Göttingen. „Achtung Bild“ hat der Diplom-Graphik-Designer, der seit 1982 als Medienberater beim Göttinger Tageblatt arbeitet, auch seine Ausstellung genannt, die jetzt in der Torhaus-Galerie, Kasseler Landstraße 1, eröffnet wurde.

Er habe den Briefumschlag in der Druckerei seines Vaters gefunden, erzählt Timmermann. Dann habe die Hülle Eingang gefunden in seinen großen Fundus von Alltagsmaterial, das unter Timmermanns Händen irgendwann zu Kunst werden soll.

Das ist nur eine von vielen Geschichten, die er zu den Radierungen, den Collagen, Assemblagen, Aquarellen und Zeichnungen wiedergeben kann. Denn anekdotisch funktioniert seine Kunst auf einer Ebene, auf einer anderen vor allem durch Präzision und Technik.

Timmermann ist 1956 in Dassel geboren. Seine Eltern, der Vater ein Buchdrucker, die Mutter Zeichenlehrerin, haben ihm das Talent in die Wiege gelegt, aber sein künstlerisches Wirken auch begrenzt.
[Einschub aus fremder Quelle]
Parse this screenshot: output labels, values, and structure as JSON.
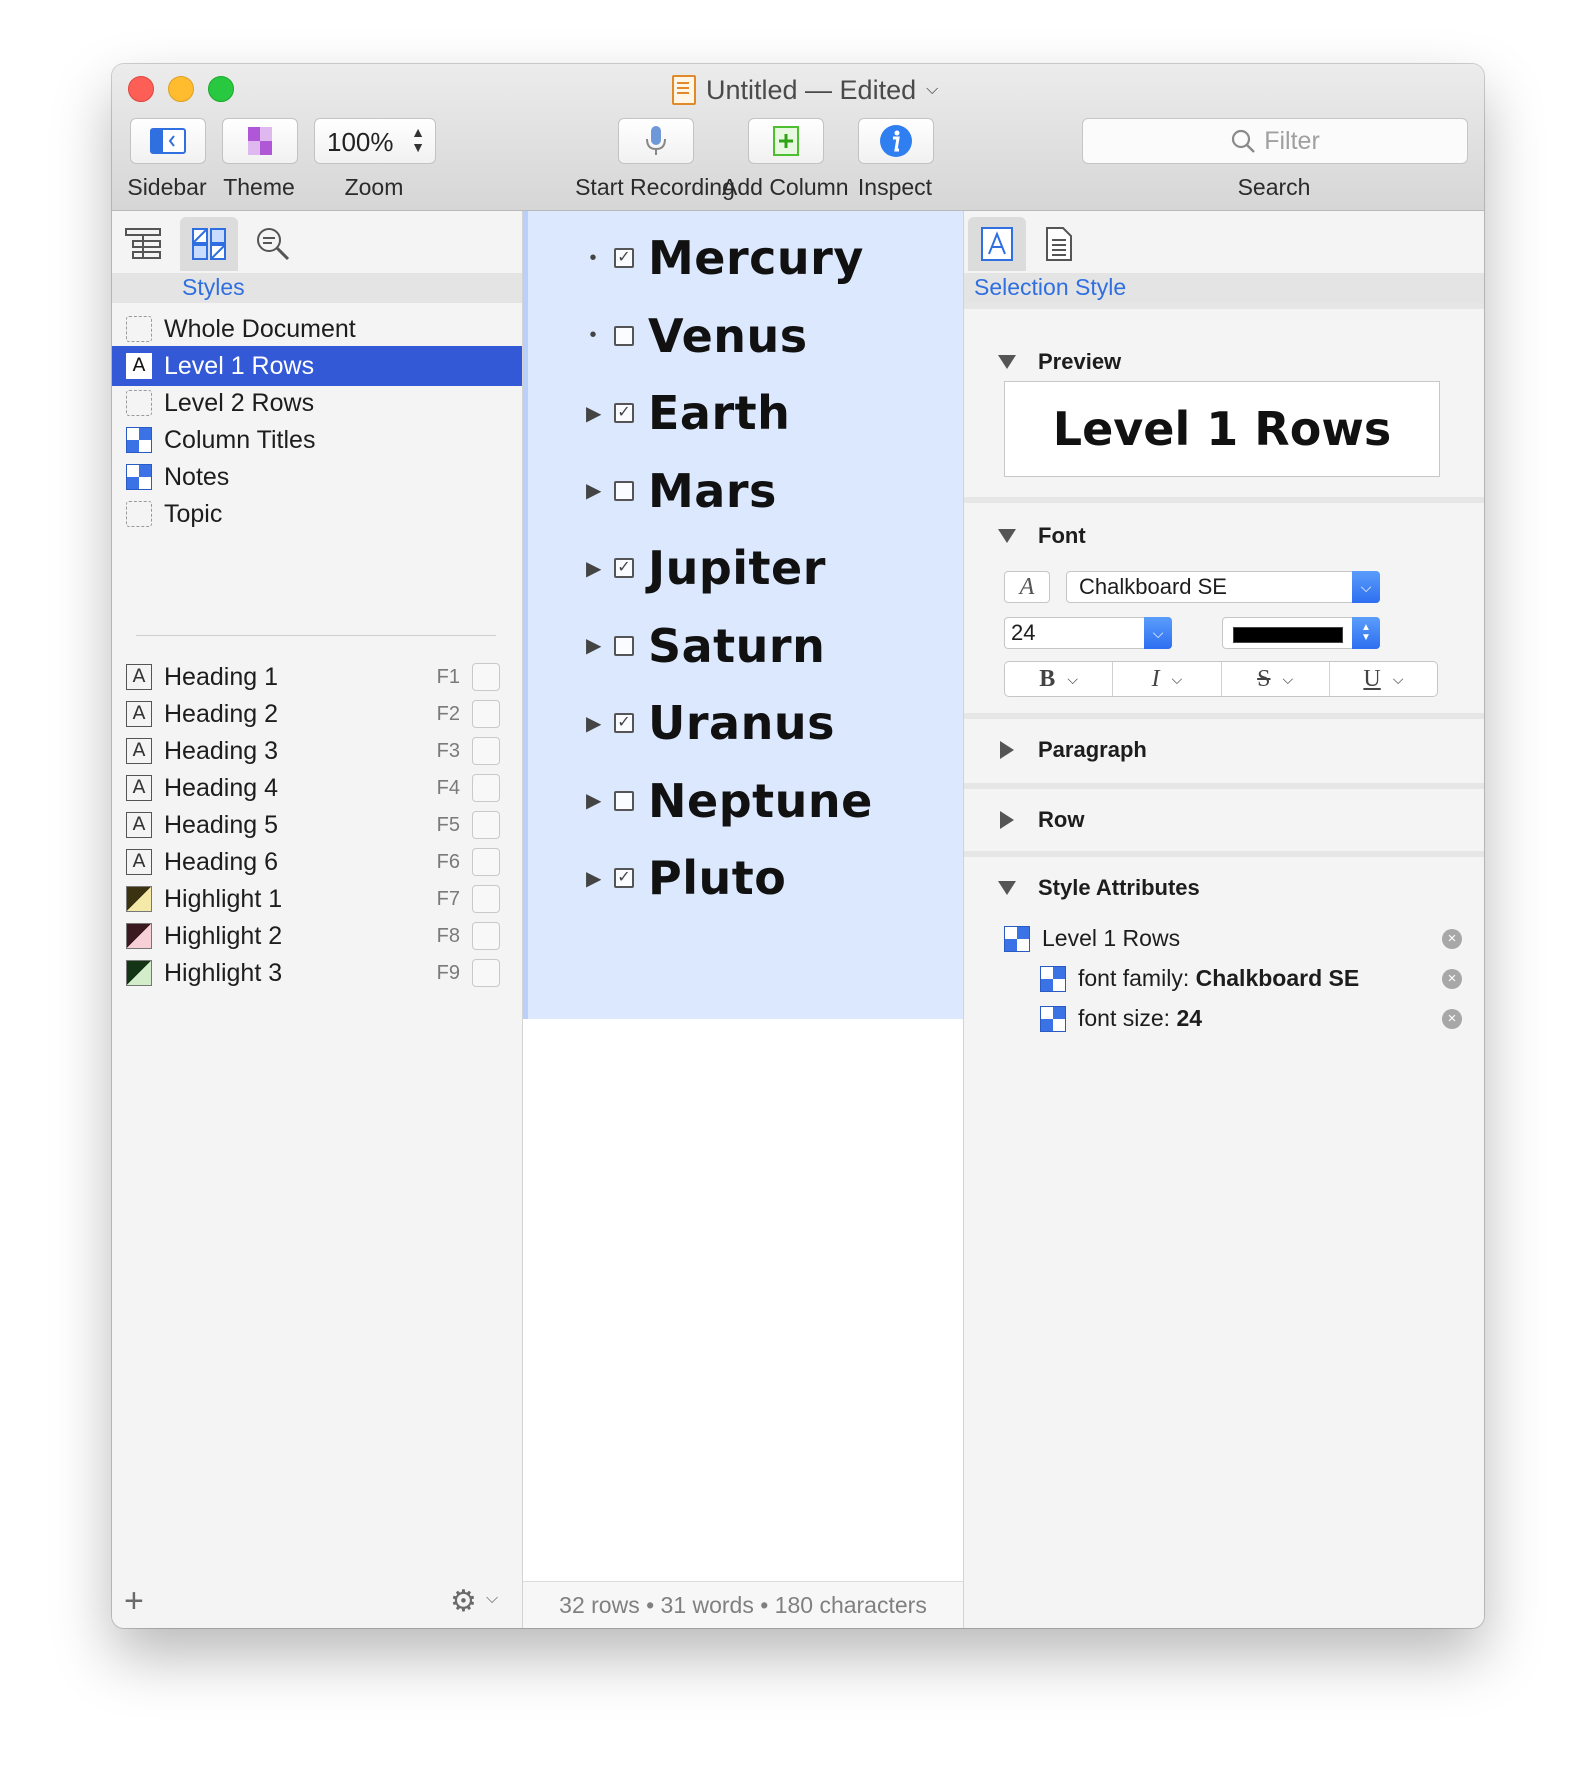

Timmermann ist kein Maler sondern ein Zeichner.

Er brauche die schwarze Linie, bekennt er, dort liegen seine Wurzeln. Wenn er aquarelliert, so coloriert er eher die Formen, die er vorher mit der Linie umrissen hat. Er schreibt viel und sehr graphisch Text in seine Bilder, er interpretiert und erklärt.

Einfach gemalt

Im Zentrum seiner Kunst steht Timmermann selbst. Das ist nicht ungewöhnlich, bei ihm  aber schon intensiv. Eine Lebens- und Schaffenskrise brachte die Werkgruppe „Egomania“ hervor, eine Ich-Zentrierung. Seine Motive findet er häufig auf Reisen, die ihn auch nach Fernost führten. Timmermann ist Hobbytaucher. Auch diese Beschäftigung findet Eingang in seine Bilderwelt.

Im Anschluss an die Vernissage machte Timmermann auf eine kleine, eher unscheinbare Reihe von Motiven aus Venedig aufmerksam. Warum? Damals habe er die größte Freiheit besessen, erklärt der Künstler.

Als junger Mann sei er durch die Stadt gelaufen, habe sich Motive gesucht und einfach gemalt – mit  einer Flasche Wein daneben. Vielleicht ist es ja diese Freiheit, der Timmermann noch immer nachspürt.

Bis 30. März freitags bis sonntags von 15 bis 17 Uhr in der Torhaus-Galerie am Stadtfriedhof, Kasseler Landstraße 1, in Göttingen.